Mai come questa volta le previsioni meteo si sono rivelate così affidabili, e così la partenza della "Roma" ha dovuto fare i conti non solo con il vento (ottimo) ma anche con freddo e qualche momento di pioggia. E così, sotto un cielo plumbeo e spinti da uno scirocco di circa 18 nodi con qualche raffica maggiore, sono partiti per primi, alle 12:15 gli equipaggi in doppio e, dopo 15 minuti, il resto della flotta.
"Assistere alla partenza su facebook è stato bello, ma mai come essere presenti - ha commentato il presidente del CNRT Alessandro Farassino ancora costretto alla quarantena - ma mi ha ugualmente riempito il cuore di gioia. Tante barche a questa prima regata stagionale e con un meteo che non promette giornate splendide, sono un segnale forte della voglia che abbiamo tutti di ripartire.

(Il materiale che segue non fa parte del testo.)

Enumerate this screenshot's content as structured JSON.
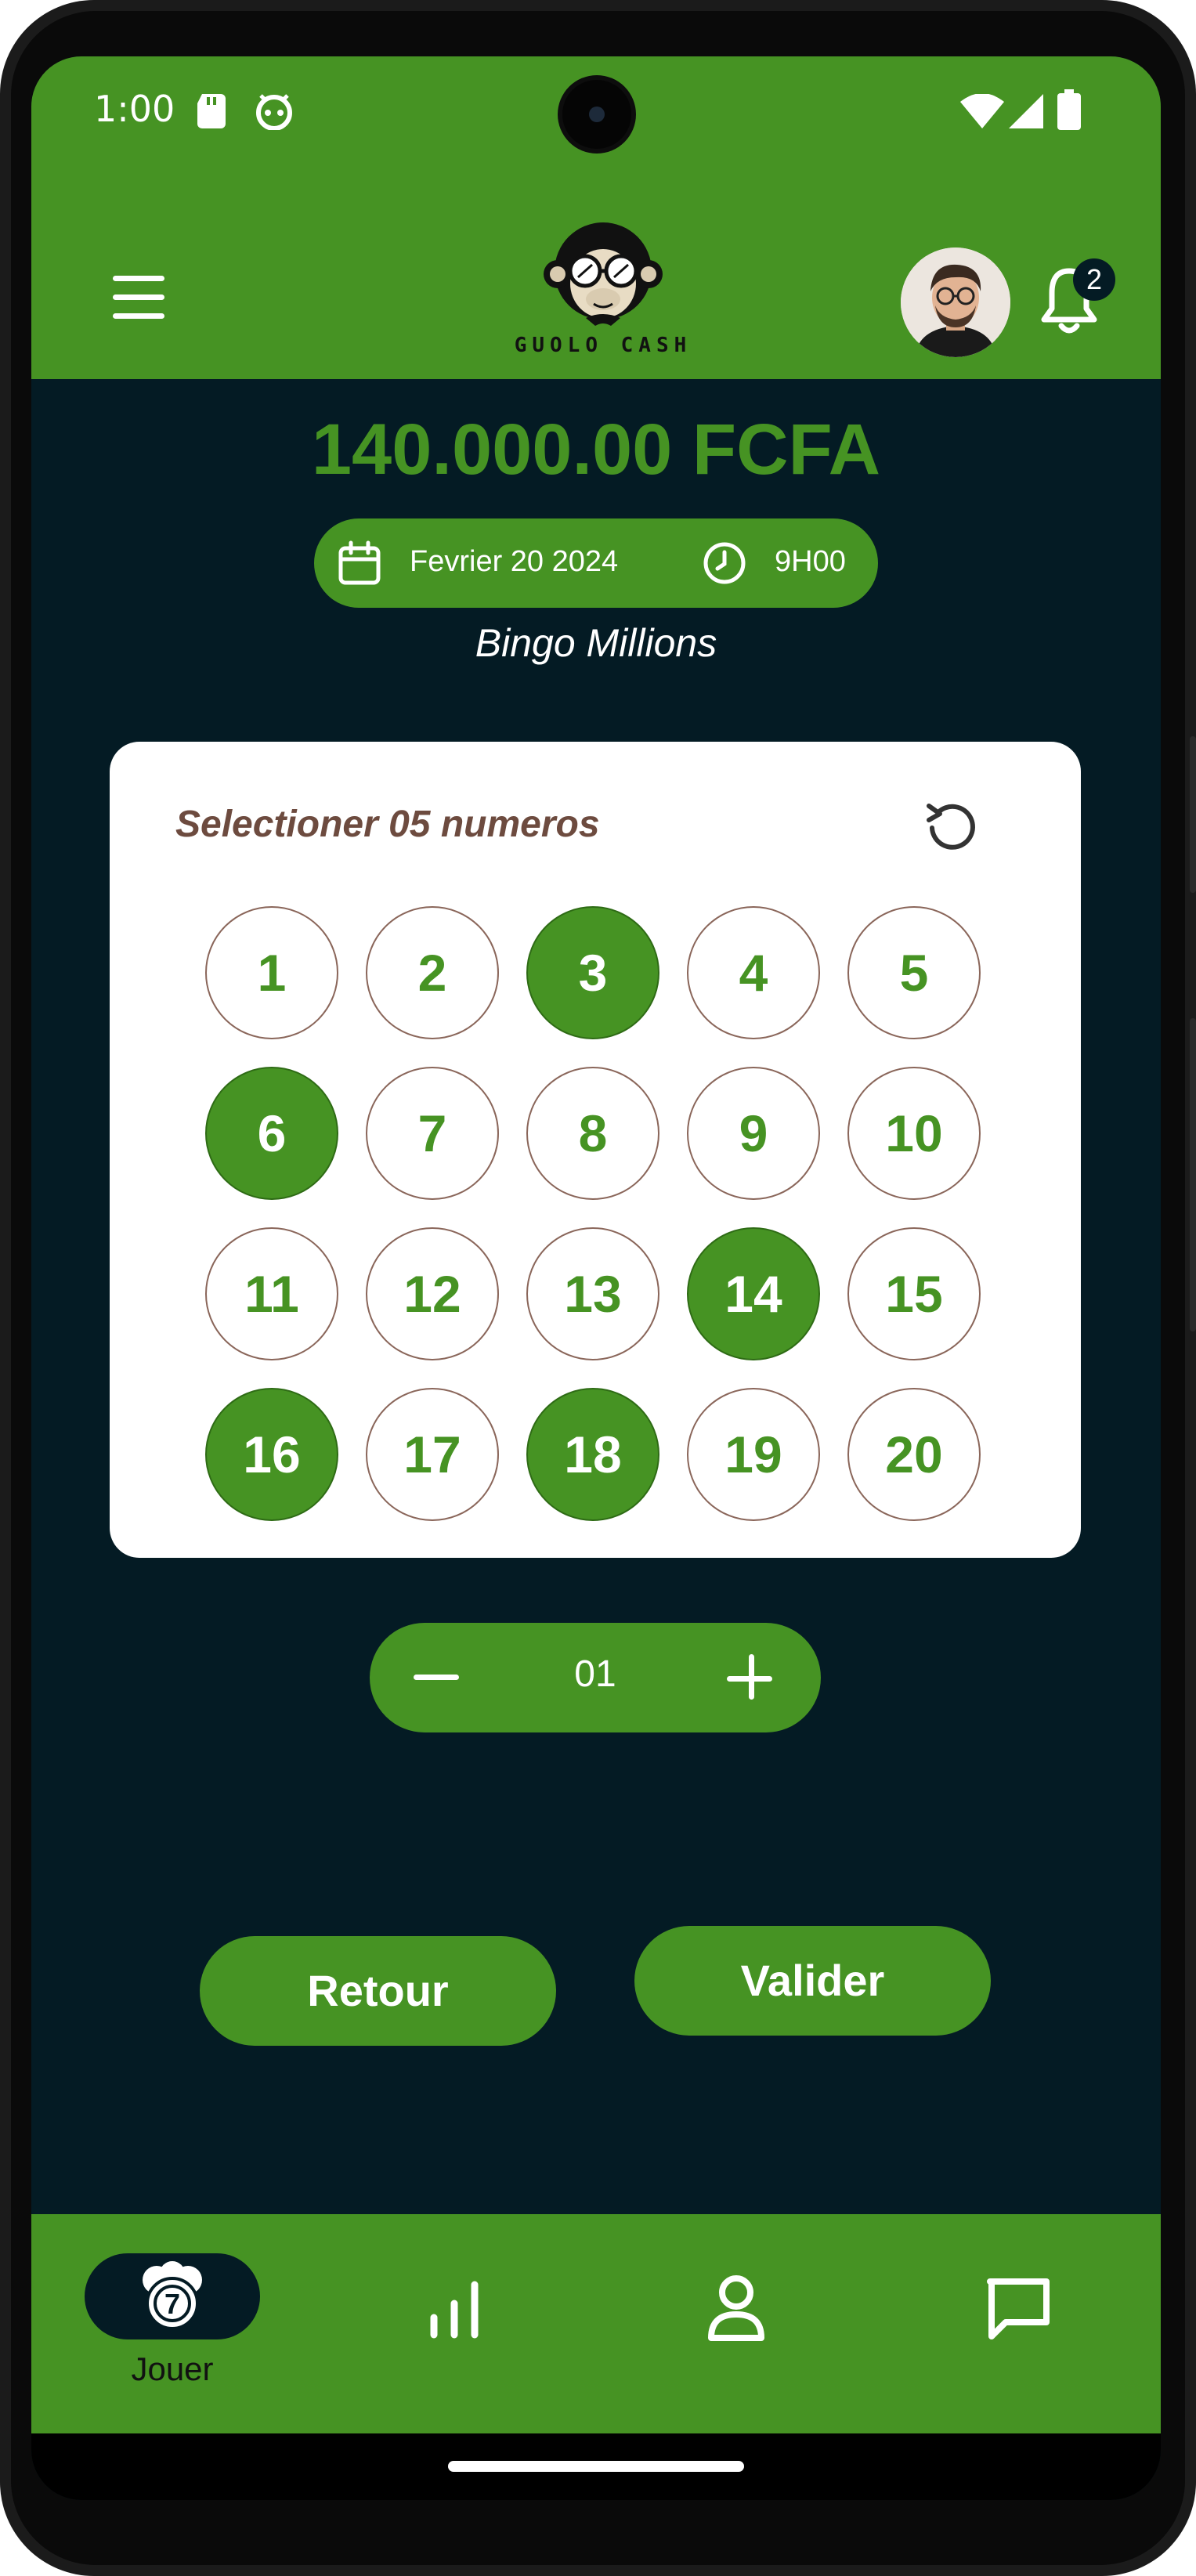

Anche in queste condizioni difficili ce l'abbiamo fatta e devo ringraziare per questo tutto il comitato di regata che si è speso oltre ogni misura".
Per Fabio Barrasso, storico presidente del Comitato di Regata della Roma per 2 "le partenze sono state regolari. Il vento atteso da SSE si è presentato puntuale e abbiamo deciso, per maggior sicurezza viste le condizioni del mare, di dare partenze separate per la flotta dei per due e le barche in equipaggio".
Nella "Roma" dopo una decina di miglia sono ancora in corso di definizione le scelte tattiche della flotta. In testa nella "per tutti" c'è Kuka 3, Cookson 50 di Franco Niggeler, che precede di pochissimo Scheggia, Swan 42 di Nino Merola. Dietro di loro, ma primo della "per 2" c'è Libertine di Marco Paolucci e Lorenzo Zichichi, davanti a Uma Fast (secondo nella "per2"), Sun Fast 3200 con a bordo Francesco Mengucci e Stefano Greco.
Nella "Riva" guida la flotta Palinuro, J99 di Gianluca Lamaro, seguito da Athaulpa (X2) Sun Odyssey 45.2 di Bruno e Michele Battista, e Translated 9, Swan 65 di Marco Trombetti.